4:30 a.m. — Rabbi Nachi Friedman discussed the occasions when we say the Shehechiyanu prayer, the prayer that means “we are alive,” that G-d has kept us alive, sustained us, and brought us to this season.” It is said to express gratitude to G-d for new and unusual experiences or possessions.  The blessing of Shehecheyanu is recited in thanks or commemoration of doing or experiencing something that occurs infrequently from which one derives pleasure or benefit, for example: the beginning of a Jewish holiday; eating a new fruit for the first time since the Jewish New Year; seeing a friend who has not been seen in 30 days; or acquiring a new home or other significant possessions, and on other very special occasions.
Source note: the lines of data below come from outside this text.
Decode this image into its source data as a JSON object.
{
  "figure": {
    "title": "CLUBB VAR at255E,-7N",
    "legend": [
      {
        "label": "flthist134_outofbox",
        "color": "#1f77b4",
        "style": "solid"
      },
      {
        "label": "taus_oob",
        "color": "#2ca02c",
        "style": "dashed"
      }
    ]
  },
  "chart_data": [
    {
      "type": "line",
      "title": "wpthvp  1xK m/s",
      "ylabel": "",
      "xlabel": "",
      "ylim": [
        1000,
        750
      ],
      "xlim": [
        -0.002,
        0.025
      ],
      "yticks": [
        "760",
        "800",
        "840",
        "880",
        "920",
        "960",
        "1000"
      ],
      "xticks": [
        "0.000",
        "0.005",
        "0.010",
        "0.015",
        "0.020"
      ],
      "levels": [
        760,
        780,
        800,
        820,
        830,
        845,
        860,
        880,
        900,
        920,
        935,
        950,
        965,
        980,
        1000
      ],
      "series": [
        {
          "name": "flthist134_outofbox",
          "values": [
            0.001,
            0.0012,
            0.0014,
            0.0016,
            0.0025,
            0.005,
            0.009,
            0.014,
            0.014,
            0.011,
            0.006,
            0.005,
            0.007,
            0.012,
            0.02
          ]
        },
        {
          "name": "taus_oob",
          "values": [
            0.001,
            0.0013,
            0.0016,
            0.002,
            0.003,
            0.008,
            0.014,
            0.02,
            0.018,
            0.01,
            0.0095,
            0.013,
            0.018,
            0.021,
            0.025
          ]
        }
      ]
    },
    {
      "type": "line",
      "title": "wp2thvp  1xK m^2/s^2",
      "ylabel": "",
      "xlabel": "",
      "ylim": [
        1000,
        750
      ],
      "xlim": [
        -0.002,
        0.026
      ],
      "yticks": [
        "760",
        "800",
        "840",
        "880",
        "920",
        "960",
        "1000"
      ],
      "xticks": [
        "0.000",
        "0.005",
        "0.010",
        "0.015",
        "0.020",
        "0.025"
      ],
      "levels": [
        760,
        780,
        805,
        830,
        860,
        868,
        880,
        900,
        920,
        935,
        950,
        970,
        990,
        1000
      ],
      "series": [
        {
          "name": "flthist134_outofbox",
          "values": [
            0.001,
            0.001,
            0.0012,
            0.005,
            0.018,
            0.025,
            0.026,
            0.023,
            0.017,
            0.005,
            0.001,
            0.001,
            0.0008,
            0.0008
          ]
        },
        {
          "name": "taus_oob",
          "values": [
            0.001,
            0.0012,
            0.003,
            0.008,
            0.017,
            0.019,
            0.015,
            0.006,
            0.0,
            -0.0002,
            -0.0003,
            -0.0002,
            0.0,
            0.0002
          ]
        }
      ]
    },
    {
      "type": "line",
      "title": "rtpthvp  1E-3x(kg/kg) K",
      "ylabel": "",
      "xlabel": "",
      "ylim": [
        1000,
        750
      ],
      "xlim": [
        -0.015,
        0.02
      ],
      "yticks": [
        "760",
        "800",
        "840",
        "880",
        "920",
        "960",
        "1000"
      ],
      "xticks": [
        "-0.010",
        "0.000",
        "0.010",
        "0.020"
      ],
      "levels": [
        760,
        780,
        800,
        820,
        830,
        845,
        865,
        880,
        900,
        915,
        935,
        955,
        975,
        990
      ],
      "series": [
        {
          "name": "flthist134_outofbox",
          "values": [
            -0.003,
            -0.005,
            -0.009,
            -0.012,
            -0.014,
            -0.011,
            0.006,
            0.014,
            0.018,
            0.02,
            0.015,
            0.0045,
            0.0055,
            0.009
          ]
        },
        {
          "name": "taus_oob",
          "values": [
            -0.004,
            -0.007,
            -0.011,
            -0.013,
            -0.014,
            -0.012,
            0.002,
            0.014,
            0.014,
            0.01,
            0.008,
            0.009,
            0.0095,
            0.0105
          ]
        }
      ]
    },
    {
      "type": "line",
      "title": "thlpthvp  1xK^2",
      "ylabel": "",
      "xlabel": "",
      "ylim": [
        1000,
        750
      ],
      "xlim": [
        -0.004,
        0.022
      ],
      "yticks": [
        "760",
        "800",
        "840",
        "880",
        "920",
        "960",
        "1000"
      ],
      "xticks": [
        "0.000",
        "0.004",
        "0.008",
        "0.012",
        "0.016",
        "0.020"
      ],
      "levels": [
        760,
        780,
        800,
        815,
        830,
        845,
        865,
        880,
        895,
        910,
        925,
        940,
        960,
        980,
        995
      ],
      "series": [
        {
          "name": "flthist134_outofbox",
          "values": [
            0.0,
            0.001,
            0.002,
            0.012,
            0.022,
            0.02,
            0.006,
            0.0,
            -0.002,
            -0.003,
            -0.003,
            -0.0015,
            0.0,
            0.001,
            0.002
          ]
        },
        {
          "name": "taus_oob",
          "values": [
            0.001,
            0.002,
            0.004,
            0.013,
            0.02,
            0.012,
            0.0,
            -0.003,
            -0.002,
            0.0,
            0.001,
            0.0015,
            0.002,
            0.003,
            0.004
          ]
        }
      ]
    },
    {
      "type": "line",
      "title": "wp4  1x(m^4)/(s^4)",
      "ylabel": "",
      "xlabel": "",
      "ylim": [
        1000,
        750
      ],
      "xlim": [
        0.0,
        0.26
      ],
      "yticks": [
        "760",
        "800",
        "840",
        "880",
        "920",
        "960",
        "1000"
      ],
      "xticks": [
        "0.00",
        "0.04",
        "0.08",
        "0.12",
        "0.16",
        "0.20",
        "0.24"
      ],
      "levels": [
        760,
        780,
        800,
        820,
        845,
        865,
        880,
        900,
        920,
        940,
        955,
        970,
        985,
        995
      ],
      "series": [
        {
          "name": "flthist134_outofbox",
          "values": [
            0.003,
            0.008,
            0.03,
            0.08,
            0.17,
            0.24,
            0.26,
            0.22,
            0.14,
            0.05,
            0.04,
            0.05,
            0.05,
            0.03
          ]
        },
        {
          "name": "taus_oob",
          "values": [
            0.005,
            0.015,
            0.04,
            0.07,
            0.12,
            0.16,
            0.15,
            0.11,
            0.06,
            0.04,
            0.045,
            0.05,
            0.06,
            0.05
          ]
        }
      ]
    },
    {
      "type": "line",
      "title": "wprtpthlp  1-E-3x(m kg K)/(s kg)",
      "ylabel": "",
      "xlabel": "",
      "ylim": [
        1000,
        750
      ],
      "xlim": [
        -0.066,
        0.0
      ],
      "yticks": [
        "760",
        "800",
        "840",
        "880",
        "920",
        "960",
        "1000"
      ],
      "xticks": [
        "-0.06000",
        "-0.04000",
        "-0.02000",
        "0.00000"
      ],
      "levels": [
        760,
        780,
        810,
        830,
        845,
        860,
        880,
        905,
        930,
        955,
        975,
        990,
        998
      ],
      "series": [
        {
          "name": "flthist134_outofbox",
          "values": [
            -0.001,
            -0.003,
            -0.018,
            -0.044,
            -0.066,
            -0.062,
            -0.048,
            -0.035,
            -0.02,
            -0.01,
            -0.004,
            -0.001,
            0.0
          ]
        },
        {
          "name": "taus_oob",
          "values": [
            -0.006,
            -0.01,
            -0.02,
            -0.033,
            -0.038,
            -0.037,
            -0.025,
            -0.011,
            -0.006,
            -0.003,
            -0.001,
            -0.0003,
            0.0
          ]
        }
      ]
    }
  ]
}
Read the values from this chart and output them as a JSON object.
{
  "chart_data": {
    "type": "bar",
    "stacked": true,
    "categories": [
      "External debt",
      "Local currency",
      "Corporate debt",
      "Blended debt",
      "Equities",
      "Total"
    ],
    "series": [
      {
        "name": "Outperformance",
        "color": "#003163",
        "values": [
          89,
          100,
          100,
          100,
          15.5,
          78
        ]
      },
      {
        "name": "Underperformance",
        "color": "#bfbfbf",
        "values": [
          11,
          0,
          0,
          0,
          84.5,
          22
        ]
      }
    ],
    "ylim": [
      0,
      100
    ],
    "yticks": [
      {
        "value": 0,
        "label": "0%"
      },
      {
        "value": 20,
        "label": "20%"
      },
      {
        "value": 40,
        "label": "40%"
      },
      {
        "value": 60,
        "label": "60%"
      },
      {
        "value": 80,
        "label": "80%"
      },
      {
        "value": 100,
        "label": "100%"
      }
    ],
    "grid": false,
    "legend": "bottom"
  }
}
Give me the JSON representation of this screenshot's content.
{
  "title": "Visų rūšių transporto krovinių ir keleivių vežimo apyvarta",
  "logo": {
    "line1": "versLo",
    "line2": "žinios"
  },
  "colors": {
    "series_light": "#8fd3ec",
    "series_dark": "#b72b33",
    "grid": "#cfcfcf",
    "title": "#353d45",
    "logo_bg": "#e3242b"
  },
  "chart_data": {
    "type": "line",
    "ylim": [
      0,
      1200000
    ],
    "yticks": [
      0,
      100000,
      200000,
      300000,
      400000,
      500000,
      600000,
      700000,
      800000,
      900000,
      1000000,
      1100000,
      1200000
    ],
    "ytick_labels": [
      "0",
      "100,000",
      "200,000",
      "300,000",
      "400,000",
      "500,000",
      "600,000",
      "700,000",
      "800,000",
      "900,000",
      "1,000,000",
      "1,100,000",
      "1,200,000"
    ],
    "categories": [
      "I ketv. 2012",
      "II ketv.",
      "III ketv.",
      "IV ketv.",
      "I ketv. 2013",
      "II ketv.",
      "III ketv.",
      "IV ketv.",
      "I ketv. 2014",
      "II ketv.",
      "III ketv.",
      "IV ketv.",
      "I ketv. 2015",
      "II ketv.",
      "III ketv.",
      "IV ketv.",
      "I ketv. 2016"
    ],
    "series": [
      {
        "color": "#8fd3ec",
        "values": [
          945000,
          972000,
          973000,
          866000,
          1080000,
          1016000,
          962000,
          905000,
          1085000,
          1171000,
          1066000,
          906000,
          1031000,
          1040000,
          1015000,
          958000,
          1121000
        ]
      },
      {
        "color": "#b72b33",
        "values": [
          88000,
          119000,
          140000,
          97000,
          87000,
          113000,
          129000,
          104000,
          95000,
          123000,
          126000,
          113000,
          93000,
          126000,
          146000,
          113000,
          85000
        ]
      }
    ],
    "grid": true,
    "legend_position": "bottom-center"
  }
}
5:00 a.m. –Rabbi Michol Friedman discussed when and how the Jewish Kohanim give their Divine Blessing to the congregation. The Torah says that G-d said, “I will cause a tribe to descend from among your sons that will bless Israel, and it will be called the tribe of Levi.” The Kohanim make their blessing to the congregation near the conclusion of various Jewish holiday prayers by taking off their shoes and going up to the platform at the front of the synagogue. The reason is that Moses was told to take his shoes off when he spoke with G-d at the burning bush because it was a holy area.
Congregants do not watch the Kohanim during their blessing. The Kohanim place their fingers in a five point position, similar to what Leonard Nimoy did in “Star Trek,” and the Kohanim give their famous blessing that can be summarized as, “May G-d suppress his anger, may the kohanim bless in the name of G-d, and may G-d give approval to the priests’ blessings.

At 6 a.m., after so many wonderful presentations, it was time to get some sleep.